Mansur Baltacı

MERHAMET CENAB-I HAKK'IN YÜCE SIFATLARINDAN'DIR.

Mansur Baltacı

      İnsanlardaki Merhamet duygusu, Allah’u Tealanın Rahmet ve Merhametin bir tecellisi bir yansımasıdır. Allah’ın merhameti, Rabbimizin en önemli Vasıflarından birisidir. Kur’anda aynı zamanda bu niteliklerin daha geniş şeklini ifade eden Rahman ve Rahim gibi Alllah’ın güzel isimleri (Esma-ül Hüsna) olarak öne çıkan, en çok anılan isimler olması, Allah’ın Merhamet vasfının önemini ve sonsuzluğunu gösterir.
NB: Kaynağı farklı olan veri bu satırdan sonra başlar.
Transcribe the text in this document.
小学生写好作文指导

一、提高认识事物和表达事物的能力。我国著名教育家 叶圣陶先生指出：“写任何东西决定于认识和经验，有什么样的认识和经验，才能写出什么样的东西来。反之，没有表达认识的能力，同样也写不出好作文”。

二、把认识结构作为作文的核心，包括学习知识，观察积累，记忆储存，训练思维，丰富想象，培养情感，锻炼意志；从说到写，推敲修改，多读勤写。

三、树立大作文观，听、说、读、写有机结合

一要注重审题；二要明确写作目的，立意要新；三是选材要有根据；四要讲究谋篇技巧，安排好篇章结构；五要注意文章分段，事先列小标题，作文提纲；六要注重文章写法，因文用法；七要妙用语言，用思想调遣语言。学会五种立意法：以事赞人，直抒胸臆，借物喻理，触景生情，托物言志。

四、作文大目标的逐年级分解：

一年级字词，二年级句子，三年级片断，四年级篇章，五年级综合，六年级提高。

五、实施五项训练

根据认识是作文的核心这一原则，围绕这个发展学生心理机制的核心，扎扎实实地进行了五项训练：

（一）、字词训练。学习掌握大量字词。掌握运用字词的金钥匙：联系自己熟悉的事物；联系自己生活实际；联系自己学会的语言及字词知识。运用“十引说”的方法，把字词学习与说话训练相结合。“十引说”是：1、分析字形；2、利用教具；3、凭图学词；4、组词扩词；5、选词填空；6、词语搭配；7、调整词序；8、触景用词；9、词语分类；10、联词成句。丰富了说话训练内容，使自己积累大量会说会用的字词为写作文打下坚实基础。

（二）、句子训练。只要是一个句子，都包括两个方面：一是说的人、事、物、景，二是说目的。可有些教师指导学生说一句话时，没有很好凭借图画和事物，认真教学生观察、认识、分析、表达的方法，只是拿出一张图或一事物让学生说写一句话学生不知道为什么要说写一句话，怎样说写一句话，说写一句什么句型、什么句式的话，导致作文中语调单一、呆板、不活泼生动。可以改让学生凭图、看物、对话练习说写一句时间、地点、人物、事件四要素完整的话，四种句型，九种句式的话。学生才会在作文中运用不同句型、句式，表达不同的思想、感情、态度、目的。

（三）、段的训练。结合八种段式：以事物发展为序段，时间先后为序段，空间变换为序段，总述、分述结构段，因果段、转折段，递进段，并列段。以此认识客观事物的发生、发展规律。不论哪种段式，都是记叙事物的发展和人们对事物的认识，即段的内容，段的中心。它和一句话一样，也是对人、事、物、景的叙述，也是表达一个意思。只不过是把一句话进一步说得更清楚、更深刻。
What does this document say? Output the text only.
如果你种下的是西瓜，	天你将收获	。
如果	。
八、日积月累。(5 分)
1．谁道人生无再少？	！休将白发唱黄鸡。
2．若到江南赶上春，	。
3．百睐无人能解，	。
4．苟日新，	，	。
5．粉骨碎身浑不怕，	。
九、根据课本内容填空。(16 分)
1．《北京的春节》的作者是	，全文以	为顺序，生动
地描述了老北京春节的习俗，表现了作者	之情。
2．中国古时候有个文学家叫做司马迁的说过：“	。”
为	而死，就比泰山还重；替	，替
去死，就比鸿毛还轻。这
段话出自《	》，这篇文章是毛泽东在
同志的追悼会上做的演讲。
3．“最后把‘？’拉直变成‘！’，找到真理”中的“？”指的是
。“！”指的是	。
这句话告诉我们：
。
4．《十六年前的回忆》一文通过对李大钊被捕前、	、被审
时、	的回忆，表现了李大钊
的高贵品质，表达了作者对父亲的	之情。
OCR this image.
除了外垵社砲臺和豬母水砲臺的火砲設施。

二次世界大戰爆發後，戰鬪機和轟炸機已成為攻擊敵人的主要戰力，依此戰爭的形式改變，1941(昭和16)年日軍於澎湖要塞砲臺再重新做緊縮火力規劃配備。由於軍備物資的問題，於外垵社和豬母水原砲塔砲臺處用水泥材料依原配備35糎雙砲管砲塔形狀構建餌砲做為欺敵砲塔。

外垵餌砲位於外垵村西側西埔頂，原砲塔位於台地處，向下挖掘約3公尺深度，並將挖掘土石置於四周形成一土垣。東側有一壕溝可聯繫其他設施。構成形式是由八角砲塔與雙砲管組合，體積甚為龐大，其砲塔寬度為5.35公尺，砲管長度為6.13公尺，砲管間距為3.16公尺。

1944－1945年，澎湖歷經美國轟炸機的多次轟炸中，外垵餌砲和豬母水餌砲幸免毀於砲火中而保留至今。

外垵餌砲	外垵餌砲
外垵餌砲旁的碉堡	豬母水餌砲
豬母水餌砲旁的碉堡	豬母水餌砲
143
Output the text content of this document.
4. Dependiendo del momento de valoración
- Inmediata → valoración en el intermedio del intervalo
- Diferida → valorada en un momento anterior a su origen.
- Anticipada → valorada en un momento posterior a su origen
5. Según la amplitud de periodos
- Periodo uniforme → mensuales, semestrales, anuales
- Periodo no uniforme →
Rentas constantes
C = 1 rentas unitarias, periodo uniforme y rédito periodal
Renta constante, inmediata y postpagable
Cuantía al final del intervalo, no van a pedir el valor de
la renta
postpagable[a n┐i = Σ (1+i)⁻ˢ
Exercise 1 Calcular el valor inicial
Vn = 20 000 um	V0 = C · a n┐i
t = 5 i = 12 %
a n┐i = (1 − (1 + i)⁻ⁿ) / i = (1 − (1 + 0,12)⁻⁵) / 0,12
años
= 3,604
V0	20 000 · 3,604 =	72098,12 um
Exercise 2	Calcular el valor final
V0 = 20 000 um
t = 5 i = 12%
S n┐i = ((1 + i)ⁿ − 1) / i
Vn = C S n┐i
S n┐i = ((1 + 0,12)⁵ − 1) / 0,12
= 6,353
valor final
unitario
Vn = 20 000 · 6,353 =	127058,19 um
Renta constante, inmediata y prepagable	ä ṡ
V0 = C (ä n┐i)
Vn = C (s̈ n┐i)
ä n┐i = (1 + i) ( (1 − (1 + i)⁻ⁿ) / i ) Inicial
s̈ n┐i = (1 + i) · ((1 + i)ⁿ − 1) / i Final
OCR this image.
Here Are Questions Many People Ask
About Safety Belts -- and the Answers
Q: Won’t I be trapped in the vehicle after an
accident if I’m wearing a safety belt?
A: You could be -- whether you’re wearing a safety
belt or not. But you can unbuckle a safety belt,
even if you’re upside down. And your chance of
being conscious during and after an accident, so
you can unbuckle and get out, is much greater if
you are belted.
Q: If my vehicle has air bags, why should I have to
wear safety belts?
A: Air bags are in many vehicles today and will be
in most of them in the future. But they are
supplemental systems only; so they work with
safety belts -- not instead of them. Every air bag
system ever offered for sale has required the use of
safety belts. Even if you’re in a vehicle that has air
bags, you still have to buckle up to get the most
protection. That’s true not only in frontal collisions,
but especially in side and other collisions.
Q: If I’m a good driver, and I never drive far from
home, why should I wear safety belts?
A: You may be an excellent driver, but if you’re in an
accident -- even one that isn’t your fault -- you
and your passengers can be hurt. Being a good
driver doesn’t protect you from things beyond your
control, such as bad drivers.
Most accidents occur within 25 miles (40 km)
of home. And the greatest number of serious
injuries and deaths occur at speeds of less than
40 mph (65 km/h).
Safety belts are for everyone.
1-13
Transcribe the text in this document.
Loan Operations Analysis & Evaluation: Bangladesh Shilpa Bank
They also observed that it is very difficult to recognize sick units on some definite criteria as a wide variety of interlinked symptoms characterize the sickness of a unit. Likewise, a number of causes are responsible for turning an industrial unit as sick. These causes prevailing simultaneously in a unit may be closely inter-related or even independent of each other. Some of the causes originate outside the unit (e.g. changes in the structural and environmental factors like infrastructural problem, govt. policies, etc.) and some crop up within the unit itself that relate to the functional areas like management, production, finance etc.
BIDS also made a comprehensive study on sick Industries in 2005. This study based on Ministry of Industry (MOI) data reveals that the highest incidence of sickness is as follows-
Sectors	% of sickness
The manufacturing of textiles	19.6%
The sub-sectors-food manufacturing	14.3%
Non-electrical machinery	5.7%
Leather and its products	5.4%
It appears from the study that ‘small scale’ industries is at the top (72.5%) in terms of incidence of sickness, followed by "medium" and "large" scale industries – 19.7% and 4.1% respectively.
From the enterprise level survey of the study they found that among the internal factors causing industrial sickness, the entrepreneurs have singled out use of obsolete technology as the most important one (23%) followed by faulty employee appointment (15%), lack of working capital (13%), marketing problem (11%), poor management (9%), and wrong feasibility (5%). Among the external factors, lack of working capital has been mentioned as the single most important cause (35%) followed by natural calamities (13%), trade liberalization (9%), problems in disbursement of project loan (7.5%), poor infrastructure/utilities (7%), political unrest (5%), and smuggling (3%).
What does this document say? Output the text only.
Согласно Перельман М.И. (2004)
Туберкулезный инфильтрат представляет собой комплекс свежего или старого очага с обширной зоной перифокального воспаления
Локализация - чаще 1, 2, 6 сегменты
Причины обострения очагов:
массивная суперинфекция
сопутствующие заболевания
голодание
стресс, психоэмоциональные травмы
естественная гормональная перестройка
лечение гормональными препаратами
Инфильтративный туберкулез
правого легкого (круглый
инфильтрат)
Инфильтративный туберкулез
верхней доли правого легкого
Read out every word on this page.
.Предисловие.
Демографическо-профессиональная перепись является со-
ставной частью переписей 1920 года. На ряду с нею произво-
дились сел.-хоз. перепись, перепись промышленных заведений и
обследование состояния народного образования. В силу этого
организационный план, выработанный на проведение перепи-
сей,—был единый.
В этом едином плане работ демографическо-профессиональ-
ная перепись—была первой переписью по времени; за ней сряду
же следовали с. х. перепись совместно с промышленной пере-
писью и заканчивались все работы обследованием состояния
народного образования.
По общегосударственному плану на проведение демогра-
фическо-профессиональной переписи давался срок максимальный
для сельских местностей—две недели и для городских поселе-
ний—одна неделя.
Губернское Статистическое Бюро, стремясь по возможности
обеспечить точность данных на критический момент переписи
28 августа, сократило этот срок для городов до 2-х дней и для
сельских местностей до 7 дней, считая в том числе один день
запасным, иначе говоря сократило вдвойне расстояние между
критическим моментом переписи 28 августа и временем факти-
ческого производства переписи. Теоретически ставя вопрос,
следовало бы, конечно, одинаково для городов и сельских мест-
      Merhamet’n lügat manası: Affetmek, acımak, bağışlamak anlamına gelmektedir.Yüce Rabbimizin güzel isimleri, Rahmet kelimesinden gelen “Rahmân”: Rahmeti çok ve sonsuz olan sıfatı ile, dünyada inanan ve inanmayan herkese, “Rahîm” sıfatı ise, çok merhametli olan demektir, bu sıfatı ile de âhirette sadece mü’minlere nimet ve ihsanda bulunacağını müjdelemiştir.

      Merhamet kavramı kula izafe edildiğinde, insanların birbirlerine şefkat etmeleri, karşılıklı saygılı olmaları ve diğer canlılara da acımaları anlamlarına gelir. Diğer canlıların yavrularına acımaları da yine merhamet kavramıyla ifade edilmiştir.

      Müslümanlık, şefkat ve merhamet dinidir. İnsanın merhametli olması kemâline delildir. Bütün mahlûkata karşı şefkat ve merhametle muamele etmek Allah Teâlâ’nın emridir.İnsan olsun, hayvan olsun, itaatkâr olsun, âsî olsun herkese karşı merhametli olmak, katı kalbli olmamak İslâmî ahlâktandır. Şefkatsiz bir kimse mânevî yükselişten mahrum kalır.

      En Yüce merhamet sahibi olan Rabbimiz, biz Müslümanlara yine insanların en merhametlisi olanı, Kendisinin kulu ve resulü olan Hz. Peygamberimiz Muhammed (s.a.v) Efendimizi bizlere bir örnek gösteriyor ve buyuruyor ki:   

“Şanım hakkı için, muhakkak ki size Resullulah'da pek güzel bir örnek vardır. Allah'a ve son güne ümit besler olup da Allah'ı çok zikreden kimseler için.” (Ahzab:33 / 21) Bir başka ayet-i kerimede ise Hz.Peygamberimizin Mü’minlere karşı müşfik ve merhametli oluşu ifade buyrulmaktadır. Şöyle ki:  “Andolsun size içinizden öyle bir peygamber geldi ki, gayet izzetli ve şereflidir. Sıkıntıya düşmeniz ona çok ağır gelir, üstünüze titrer, müminlere gayet merhametli ve şefkatlidir” (Tevbe:9/ 128) de buyrulduğu vechile, Nebiler Sultanı Fahri kâinat Efendimiz (sav) şüphesiz insanların en merhametlisi ve şefkatlisi idi.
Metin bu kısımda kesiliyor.